Pytorch-lightning: How do you use the hidden state from the previous training step in the next step?

Created on 2 Jan 2020 · 5Comments · Source: PyTorchLightning/pytorch-lightning

I want to train an LSTM Language Model using Lightning, but I need to pass the previous step's hidden state to the next training step. The raw training loop looks something like this:

model.train()
hidden = model.init_hidden(batch_size)
for data in train_iter:
  text, target = data.text, data.target
  model.zero_grad()
  output, hidden = model(text, hidden)
  hidden = detach_tensors(hidden)  # for truncated bptt
  loss = criterion(output.view(-1, vocab_size), target.view(-1))
  loss.backward()

  optimizer.step()

How can I achieve this with Lightning? Thanks!

question

Source

n2cholas

All 5 comments

I think you can define a variable in the model initialization for saving the hidden state of the previous step.
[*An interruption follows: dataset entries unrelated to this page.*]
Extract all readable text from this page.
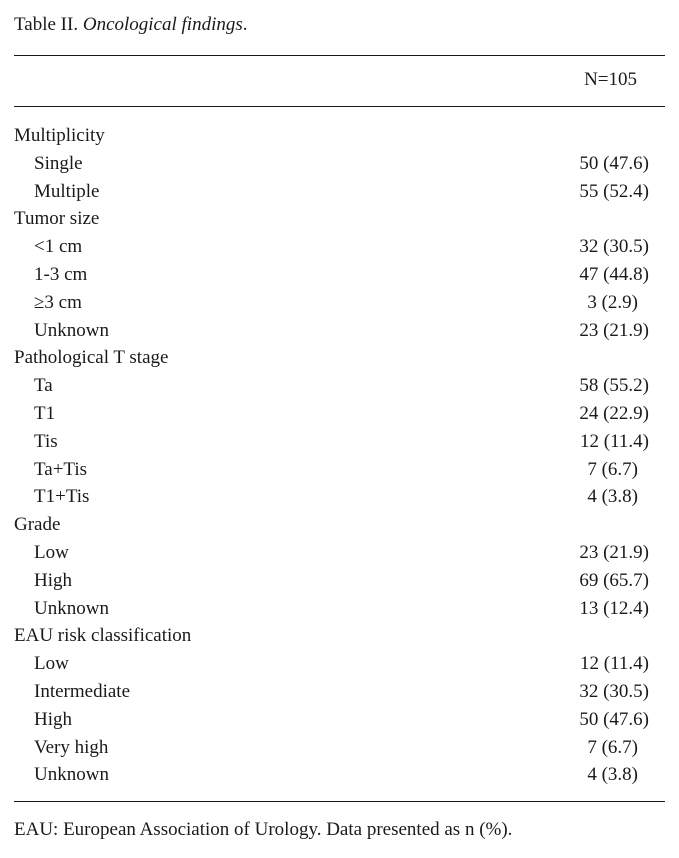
Table II. Oncological findings.
N=105
Multiplicity
Single	50 (47.6)
Multiple	55 (52.4)
Tumor size
<1 cm	32 (30.5)
1-3 cm	47 (44.8)
≥3 cm	3 (2.9)
Unknown	23 (21.9)
Pathological T stage
Ta	58 (55.2)
T1	24 (22.9)
Tis	12 (11.4)
Ta+Tis	7 (6.7)
T1+Tis	4 (3.8)
Grade
Low	23 (21.9)
High	69 (65.7)
Unknown	13 (12.4)
EAU risk classification
Low	12 (11.4)
Intermediate	32 (30.5)
High	50 (47.6)
Very high	7 (6.7)
Unknown	4 (3.8)
EAU: European Association of Urology. Data presented as n (%).
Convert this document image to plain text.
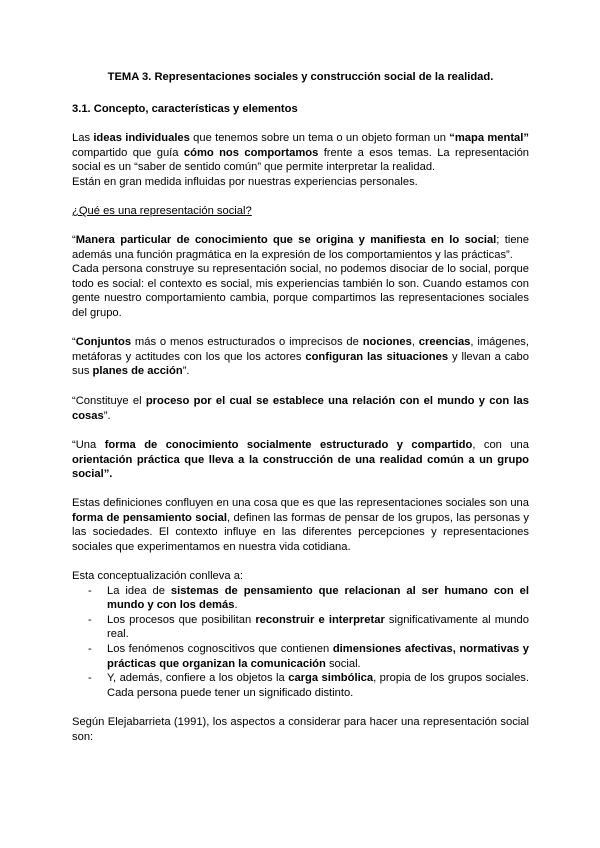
TEMA 3. Representaciones sociales y construcción social de la realidad.

3.1. Concepto, características y elementos

Las ideas individuales que tenemos sobre un tema o un objeto forman un “mapa mental” compartido que guía cómo nos comportamos frente a esos temas. La representación social es un “saber de sentido común” que permite interpretar la realidad.

Están en gran medida influidas por nuestras experiencias personales.

¿Qué es una representación social?

“Manera particular de conocimiento que se origina y manifiesta en lo social; tiene además una función pragmática en la expresión de los comportamientos y las prácticas”.

Cada persona construye su representación social, no podemos disociar de lo social, porque todo es social: el contexto es social, mis experiencias también lo son. Cuando estamos con gente nuestro comportamiento cambia, porque compartimos las representaciones sociales del grupo.

“Conjuntos más o menos estructurados o imprecisos de nociones, creencias, imágenes, metáforas y actitudes con los que los actores configuran las situaciones y llevan a cabo sus planes de acción”.

“Constituye el proceso por el cual se establece una relación con el mundo y con las cosas”.

“Una forma de conocimiento socialmente estructurado y compartido, con una orientación práctica que lleva a la construcción de una realidad común a un grupo social”.

Estas definiciones confluyen en una cosa que es que las representaciones sociales son una forma de pensamiento social, definen las formas de pensar de los grupos, las personas y las sociedades. El contexto influye en las diferentes percepciones y representaciones sociales que experimentamos en nuestra vida cotidiana.

Esta conceptualización conlleva a:

- La idea de sistemas de pensamiento que relacionan al ser humano con el mundo y con los demás.
- Los procesos que posibilitan reconstruir e interpretar significativamente al mundo real.
- Los fenómenos cognoscitivos que contienen dimensiones afectivas, normativas y prácticas que organizan la comunicación social.
- Y, además, confiere a los objetos la carga simbólica, propia de los grupos sociales. Cada persona puede tener un significado distinto.

Según Elejabarrieta (1991), los aspectos a considerar para hacer una representación social son:
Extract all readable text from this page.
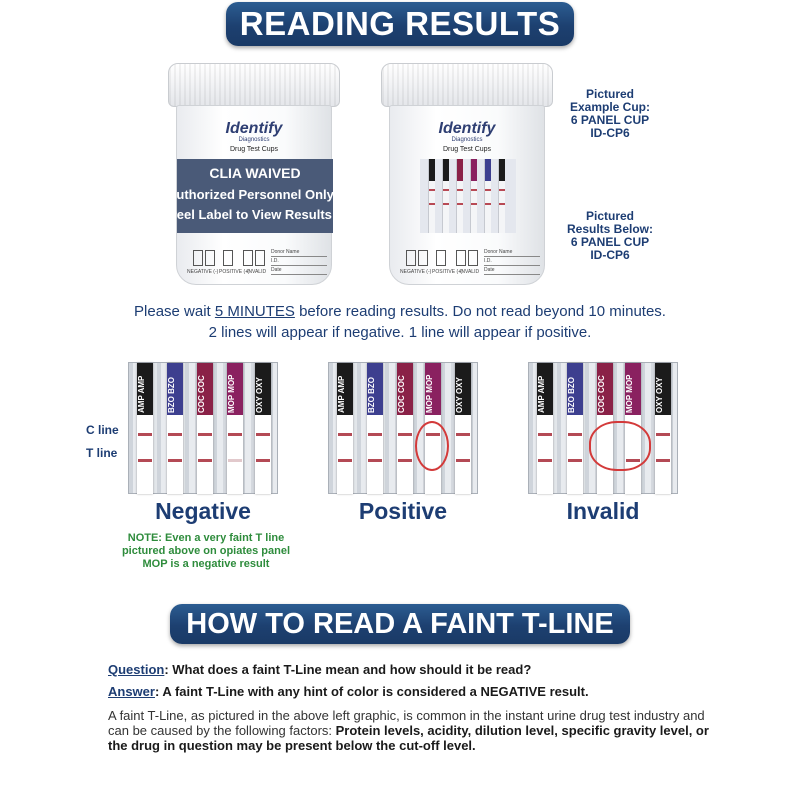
READING RESULTS
Identify
Diagnostics
Drug Test Cups
CLIA WAIVED
Authorized Personnel Only
Peel Label to View Results
NEGATIVE (-) POSITIVE (+)
INVALID
Donor Name
I.D.
Date
Identify
Diagnostics
Drug Test Cups
NEGATIVE (-) POSITIVE (+)
INVALID
Donor Name
I.D.
Date
Pictured
Example Cup:
6 PANEL CUP
ID-CP6
Pictured
Results Below:
6 PANEL CUP
ID-CP6
Please wait 5 MINUTES before reading results. Do not read beyond 10 minutes.
2 lines will appear if negative. 1 line will appear if positive.
C line
T line
AMP AMP	BZO BZO	COC COC	MOP MOP	OXY OXY	AMP AMP	BZO BZO	COC COC	MOP MOP	OXY OXY	AMP AMP	BZO BZO	COC COC	MOP MOP	OXY OXY
Negative	Positive	Invalid
NOTE: Even a very faint T line pictured above on opiates panel MOP is a negative result
HOW TO READ A FAINT T-LINE
Question: What does a faint T-Line mean and how should it be read?
Answer: A faint T-Line with any hint of color is considered a NEGATIVE result.
A faint T-Line, as pictured in the above left graphic, is common in the instant urine drug test industry and can be caused by the following factors: Protein levels, acidity, dilution level, specific gravity level, or the drug in question may be present below the cut-off level.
For example:
class model(LightningModule):
def __init__(self, args):
super().__init__()
self.previous_hidden = None # cache
def training_step():
output, hidden = model(text, self.previous_hidden)
self.previous_hidden = detach_tensors(hidden)

BaohaoLiao on 15 Jan 2020

👎1 👍1

Correct!

williamFalcon on 21 Jan 2020

👎1

Would it be fair to say that this advice has been superseded by the truncated_bptt_steps argument in Trainer?

Because this issue pops up as one of the first results for "pytorch lightning bptt" on Google, so a pointer to the updated method may be helpful to anyone stumbling upon this result like I did.